Ukrainian President Volodymyr Zelenskyy on Thursday, November 13, ordered sanctions on a former business associate who has become central to a corruption scandal that has generated public outrage in a country worn down by nearly four years of war. The decision came only a day after Zelensky asked two cabinet ministers to resign as part of efforts to distance himself from allies implicated in a major money-laundering scheme.
Anti-corruption authorities investigating the case said the scheme involved the diversion of $100 million from Ukraine’s energy sector, an industry critically damaged by sustained Russian strikes that have left millions facing severe electricity shortages. Investigators identified Timur Mindich, a 46-year-old businessman long known in Ukraine for his close personal and professional ties to Zelensky, as the architect of the fraud.
Zelensky’s office released a decree imposing what it described as “personal special economic” sanctions on Mindich and another businessman, Oleksandr Tsukermann. The order freezes their assets, revokes their state honours, and places strict limits on their business activities and international travel. Both Mindich and Tsukermann hold Israeli citizenship and are believed to have already left Ukraine.
Zelensky, in a statement following his call with German Chancellor Friedrich Merz, said only that “Ukraine will do everything necessary to strengthen partners’ trust,” without directly addressing the scandal. The allegations, particularly Mindich’s involvement, carry the risk of political damage. Ukrainian media have repeatedly described Mindich as a long-time friend of the president, a connection that Western diplomats in Kyiv say could complicate the government’s efforts to demonstrate accountability.

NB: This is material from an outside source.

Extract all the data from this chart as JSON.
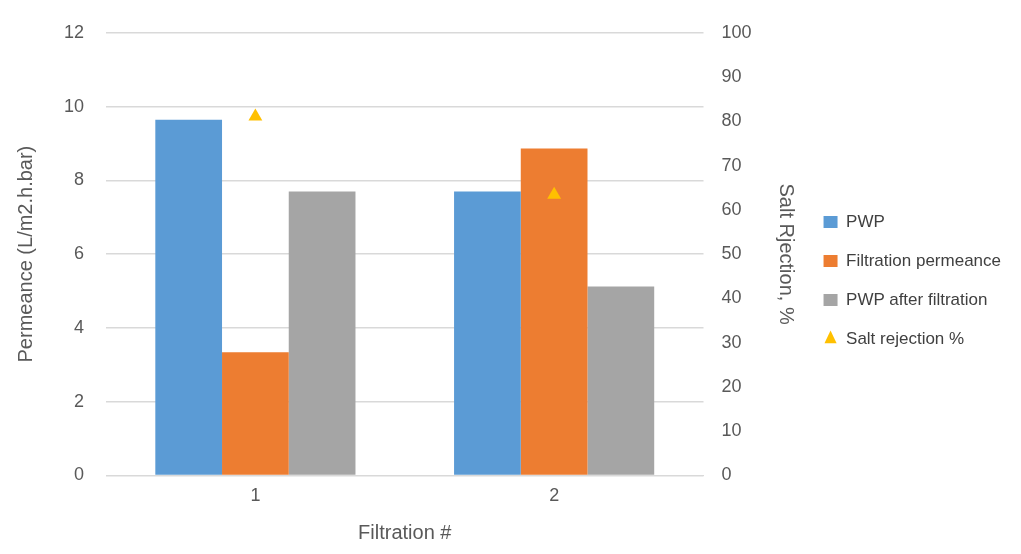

A European diplomat speaking to AFP on condition of anonymity said Ukraine’s government “needs to be cleaned of corrupt elements,” adding that the case nonetheless demonstrated the increasing effectiveness of Ukraine’s anti-graft institutions. Germany, Kyiv’s largest donor within the European Union, said it expected the government to deepen reforms aimed at curbing corruption. Hungary’s Prime Minister Viktor Orbán, a persistent critic of Ukraine, seized on the development, declaring that “a Ukrainian war mafia network with a thousand ties to President Zelensky has been exposed.”

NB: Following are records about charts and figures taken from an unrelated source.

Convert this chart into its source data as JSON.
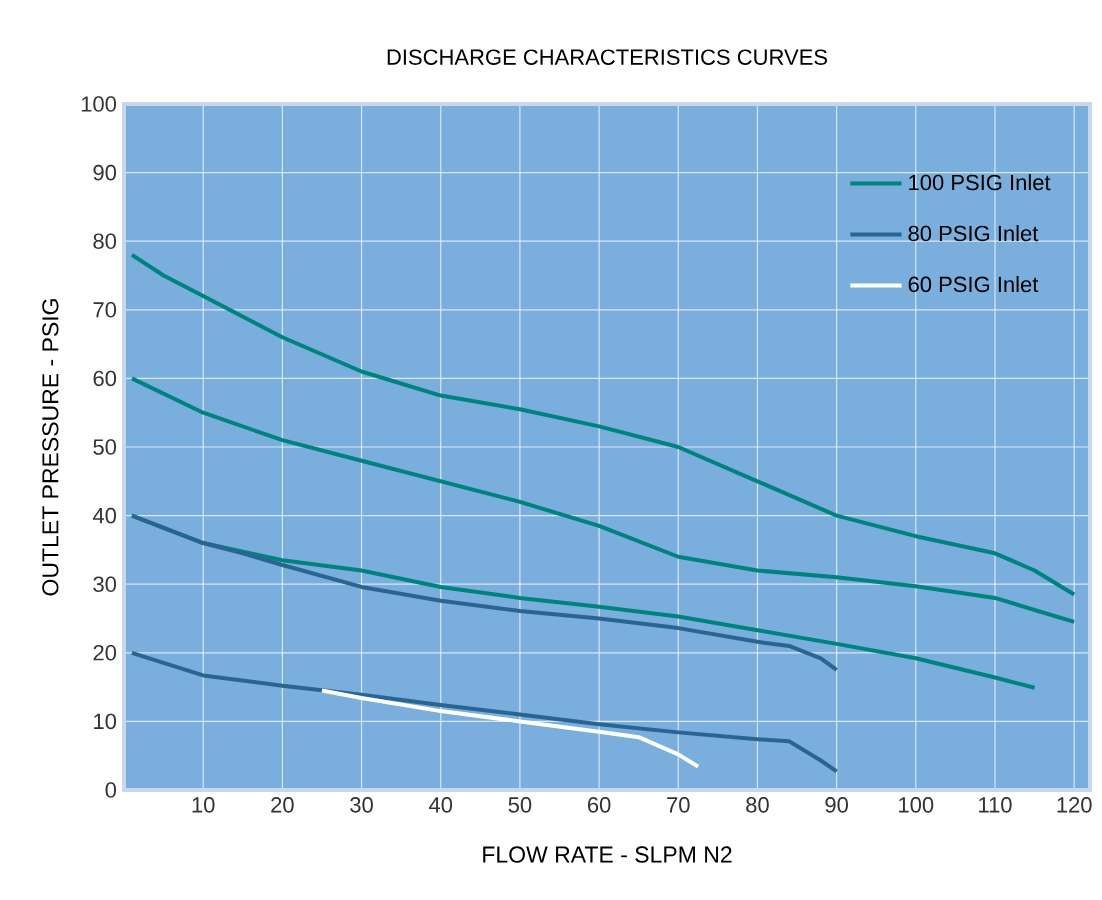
{
  "chart_data": {
    "type": "line",
    "title": "DISCHARGE CHARACTERISTICS CURVES",
    "xlabel": "FLOW RATE - SLPM N2",
    "ylabel": "OUTLET PRESSURE - PSIG",
    "xlim": [
      0,
      122
    ],
    "ylim": [
      0,
      100
    ],
    "xticks": [
      10,
      20,
      30,
      40,
      50,
      60,
      70,
      80,
      90,
      100,
      110,
      120
    ],
    "yticks": [
      0,
      10,
      20,
      30,
      40,
      50,
      60,
      70,
      80,
      90,
      100
    ],
    "grid": true,
    "legend": "top right",
    "marker": "none",
    "line_style": "solid",
    "series": [
      {
        "name": "100 PSIG Inlet",
        "color": "#00827f",
        "x": [
          1,
          5,
          10,
          20,
          30,
          40,
          50,
          60,
          70,
          80,
          90,
          100,
          110,
          115,
          120
        ],
        "values": [
          78,
          75,
          72,
          66,
          61,
          57.5,
          55.5,
          53,
          50,
          45,
          40,
          37,
          34.5,
          32,
          28.5
        ]
      },
      {
        "color": "#00827f",
        "x": [
          1,
          10,
          20,
          30,
          40,
          50,
          60,
          70,
          80,
          90,
          100,
          110,
          120
        ],
        "values": [
          60,
          55,
          51,
          48,
          45,
          42,
          38.5,
          34,
          32,
          31,
          29.7,
          28,
          24.5
        ]
      },
      {
        "color": "#00827f",
        "x": [
          1,
          10,
          20,
          30,
          40,
          50,
          60,
          70,
          80,
          90,
          100,
          110,
          115
        ],
        "values": [
          40,
          36,
          33.5,
          32,
          29.6,
          28,
          26.7,
          25.3,
          23.3,
          21.3,
          19.2,
          16.4,
          14.9
        ]
      },
      {
        "name": "80 PSIG Inlet",
        "color": "#2a6592",
        "x": [
          1,
          10,
          15,
          20,
          30,
          40,
          50,
          60,
          70,
          80,
          84,
          88,
          90
        ],
        "values": [
          40,
          36,
          34.5,
          32.8,
          29.6,
          27.6,
          26.1,
          25,
          23.6,
          21.6,
          21,
          19.2,
          17.5
        ]
      },
      {
        "color": "#2a6592",
        "x": [
          1,
          10,
          20,
          30,
          40,
          50,
          60,
          70,
          80,
          84,
          88,
          90
        ],
        "values": [
          20,
          16.7,
          15.2,
          13.9,
          12.4,
          11,
          9.6,
          8.4,
          7.4,
          7.1,
          4.3,
          2.7
        ]
      },
      {
        "name": "60 PSIG Inlet",
        "color": "#ffffff",
        "x": [
          25,
          30,
          40,
          50,
          60,
          65,
          70,
          72.5
        ],
        "values": [
          14.5,
          13.4,
          11.5,
          10,
          8.5,
          7.7,
          5.2,
          3.4
        ]
      }
    ]
  }
}
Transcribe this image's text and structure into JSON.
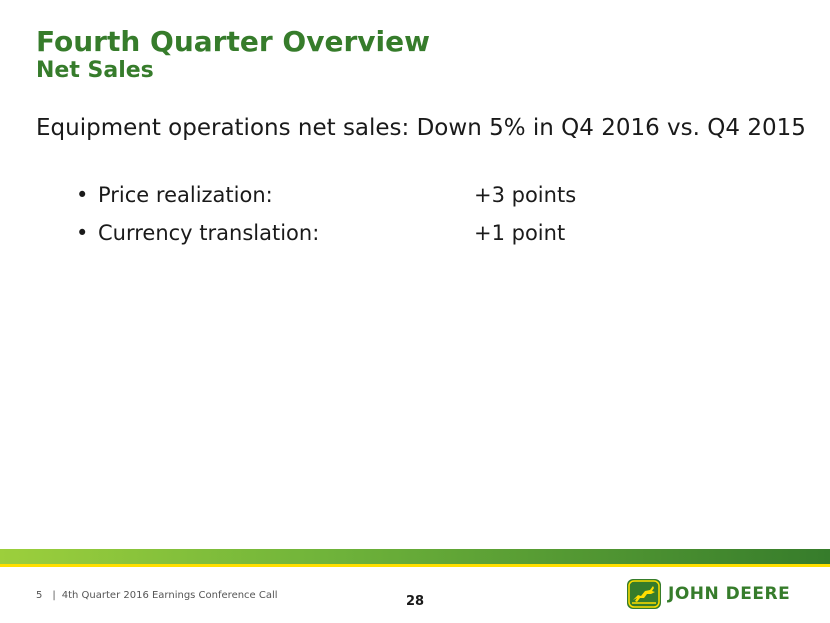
{
  "slide": {
    "title": "Fourth Quarter Overview",
    "subtitle": "Net Sales",
    "headline": "Equipment operations net sales: Down 5% in Q4 2016 vs. Q4 2015",
    "bullets": [
      {
        "label": "Price realization:",
        "value": "+3 points"
      },
      {
        "label": "Currency translation:",
        "value": "+1 point"
      }
    ]
  },
  "footer": {
    "slide_number": "5",
    "separator": "|",
    "event": "4th Quarter 2016 Earnings Conference Call",
    "page_number": "28"
  },
  "logo": {
    "wordmark": "JOHN DEERE",
    "icon": "leaping-deer-icon"
  },
  "colors": {
    "brand_green": "#367C2B",
    "brand_yellow": "#FFDE00",
    "light_green": "#9ccf3c"
  }
}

The International Monetary Fund, which Ukraine is courting for a new loan programme, also weighed in, saying that eliminating corruption remained a core requirement for international financial support as Kyiv continues to rely heavily on foreign assistance to sustain its economy and war effort.

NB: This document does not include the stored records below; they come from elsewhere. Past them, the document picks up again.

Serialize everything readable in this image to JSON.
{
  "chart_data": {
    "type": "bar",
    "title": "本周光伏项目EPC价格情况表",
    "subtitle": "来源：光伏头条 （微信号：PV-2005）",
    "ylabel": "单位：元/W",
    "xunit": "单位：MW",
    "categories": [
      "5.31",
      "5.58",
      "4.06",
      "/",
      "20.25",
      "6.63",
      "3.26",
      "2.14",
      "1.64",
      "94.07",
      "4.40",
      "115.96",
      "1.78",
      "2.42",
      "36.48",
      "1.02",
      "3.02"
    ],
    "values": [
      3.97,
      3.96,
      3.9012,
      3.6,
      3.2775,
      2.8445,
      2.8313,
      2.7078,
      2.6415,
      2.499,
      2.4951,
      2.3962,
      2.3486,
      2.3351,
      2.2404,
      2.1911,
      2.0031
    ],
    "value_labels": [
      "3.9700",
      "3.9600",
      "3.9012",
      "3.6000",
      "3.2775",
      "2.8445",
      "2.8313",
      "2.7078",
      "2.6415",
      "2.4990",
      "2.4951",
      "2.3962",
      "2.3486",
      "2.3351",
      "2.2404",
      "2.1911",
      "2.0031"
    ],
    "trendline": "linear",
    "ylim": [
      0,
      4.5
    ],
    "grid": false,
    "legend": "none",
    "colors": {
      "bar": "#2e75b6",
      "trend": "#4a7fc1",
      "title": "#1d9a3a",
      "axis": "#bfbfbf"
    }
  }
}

A senior Ukrainian official told AFP that Zelensky was enraged by the revelations and had not communicated with Mindich since the scandal broke earlier in the week. Mindich previously co-owned the entertainment company Kvartal 95, which Zelensky established during his years as a comedian and actor. “What is there to talk about? He can go to hell,” the official said, speaking anonymously. The official added that Zelensky was “stunned when he found out what was happening” and moved quickly to dismiss both the justice and energy ministers on Wednesday.
“The president has taken the toughest steps he could within his powers,” the official said, emphasising that the investigation would continue and that further actions had not been ruled out.